Basic And Applied Research In Aerospace Sciences

The Division of Aerospace Sciences in the Office of Naval Research (ONR) helps to create new fundamental knowledge in a wide range of technical areas that support future Navy and Marine Corps needs in air platforms, kinetic weapons, and directed energy weapons. These investments also support the development of a highly-skilled scientific and engineering workforce that will be able to support next-generation aircraft and weapons to enhance our national security.

ONR was established by Congress in 1946 to plan, foster, and encourage scientific research to maintain future naval power and preserve national security. We sponsor various types of entities with grants or contracts from universities in all 50 states, to small businesses, to large weapon system integrators (prime contractors), to Navy and other DoD laboratories, and other government entities, such as NASA. The Division of Aerospace Sciences supports research in the areas of fixed and rotary wing aerodynamics, aeromechanics, flight dynamics and control, power, propulsion and thermal management, advanced airframe and missile materials and structures, hypersonics, directed and counter directed energy weapons, energetic materials, combat aircraft survivability, and the science of autonomy.

Each of these technologies is important to project naval power. However, they are also important to other organizations, such as our sister services DARPA, NASA, etc., as well as corporate investments with Internal Research and Development (IRAD) funding and Small Business Innovative Research (SBIR) resources. One of the major aspects of creating a research program is to coordinate with these other organizations and to identify aspects of these technologies that are either naval-driven or naval-unique and invest in these. As an example, while all aircraft take-off and land, the aerodynamics and propulsion for naval aircraft have unique aspects, due to the requirement of operation from either large-deck aircraft carriers, for fighter aircraft, or small deck destroyers, for rotary-wing aircraft. Landing on a pitching and heaving ship deck with a very complex flow field requires aircraft with greatly enhanced low-speed handling qualities and engines that can rapidly accelerate from idle to full power, should the aircraft miss the trap wire and a “bolter” be required to get back off the carrier.

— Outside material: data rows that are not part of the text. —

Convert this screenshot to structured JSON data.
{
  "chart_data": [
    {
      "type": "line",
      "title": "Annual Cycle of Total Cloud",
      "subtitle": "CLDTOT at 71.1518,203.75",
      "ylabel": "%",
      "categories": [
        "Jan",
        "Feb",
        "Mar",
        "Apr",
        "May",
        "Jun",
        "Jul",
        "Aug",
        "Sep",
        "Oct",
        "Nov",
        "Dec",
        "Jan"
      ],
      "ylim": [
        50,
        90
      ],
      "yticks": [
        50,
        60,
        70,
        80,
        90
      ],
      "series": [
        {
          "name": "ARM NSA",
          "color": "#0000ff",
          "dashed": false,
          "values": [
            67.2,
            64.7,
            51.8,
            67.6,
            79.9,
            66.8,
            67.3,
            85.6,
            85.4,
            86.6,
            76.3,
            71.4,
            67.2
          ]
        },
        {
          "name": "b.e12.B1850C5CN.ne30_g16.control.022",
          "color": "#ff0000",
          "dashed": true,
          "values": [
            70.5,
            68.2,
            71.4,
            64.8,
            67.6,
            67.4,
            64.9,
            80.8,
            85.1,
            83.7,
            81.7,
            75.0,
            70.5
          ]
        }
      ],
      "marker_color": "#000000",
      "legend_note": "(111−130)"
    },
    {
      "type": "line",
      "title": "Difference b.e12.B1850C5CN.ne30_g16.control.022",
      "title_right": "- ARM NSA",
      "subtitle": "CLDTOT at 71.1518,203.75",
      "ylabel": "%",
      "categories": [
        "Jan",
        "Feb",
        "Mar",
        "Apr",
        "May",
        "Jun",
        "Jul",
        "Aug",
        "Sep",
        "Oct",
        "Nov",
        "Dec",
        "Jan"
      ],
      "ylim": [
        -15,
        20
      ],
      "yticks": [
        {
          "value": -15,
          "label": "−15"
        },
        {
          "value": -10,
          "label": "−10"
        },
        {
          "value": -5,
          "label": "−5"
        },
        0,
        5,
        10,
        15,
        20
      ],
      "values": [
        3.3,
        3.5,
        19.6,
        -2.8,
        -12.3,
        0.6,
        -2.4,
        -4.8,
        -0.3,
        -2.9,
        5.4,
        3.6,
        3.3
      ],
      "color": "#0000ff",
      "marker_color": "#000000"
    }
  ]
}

Improved performance and safety of energetic material systems are critical for longer range, high speed, and increased lethality weapon systems and hence a major focus of our research investments

One of the successes of our Sea- Based Aviation program was the “Magic Carpet” system sponsored by ONR and developed by the Naval Air Systems Command (NAVAIR) to simplify the landing of the F-18 Super Hornet, by introducing direct-lift control aerodynamics and closed-loop feedback along with a user-friendly pilot interface. Carrier landing has long been one of the most challenging aspects of training for naval aviators. The Magic Carpet will greatly reduce the amount of time devoted to this aspect, and allow for more focus on training for other parts of the mission set, such as strike operations. Another important research direction is the Variable Cycle Advanced Technology (VCAT) program to enhance fighter engine performance, to allow for faster acceleration, higher speeds, and better fuel efficiency that allows for longer-range strike operations. Operations in a maritime environment also subject airframes to harsh, corrosion-inducing conditions, as well as complex undercarriage stresses due to catapult and landing loads. Advances in structures and materials are required to improve performance, as well as increase lift and reliability—and hence increased mission-capable rates.

Improved performance and safety of energetic material systems are critical for longer range, high speed, and increased lethality weapon systems and hence a major focus of our research investments. Energetic materials are used in warhead fills, solid rocket motors, and in a new set of technologies where the solid steel warhead cases are replaced with high-density reactive materials and structural reactive materials.

ONR and the Division of Aerospace Sciences have been a leader in creating the underlying fundamental understanding for directed energy weapons (DEW) and counter directed energy weapons (CDEW). This includes high-energy lasers (HEL) and high-powered microwave (HPMW) weapons. Increasing the power and beam quality, while reducing the size, weight, and power required has been a major focus of this research program.

More than a dozen program officers in the Division of Aerospace Sciences at ONR use their highly specialized technical skills and insight into the military utility of potential advances to create research programs that further the boundaries of knowledge and enhance national security.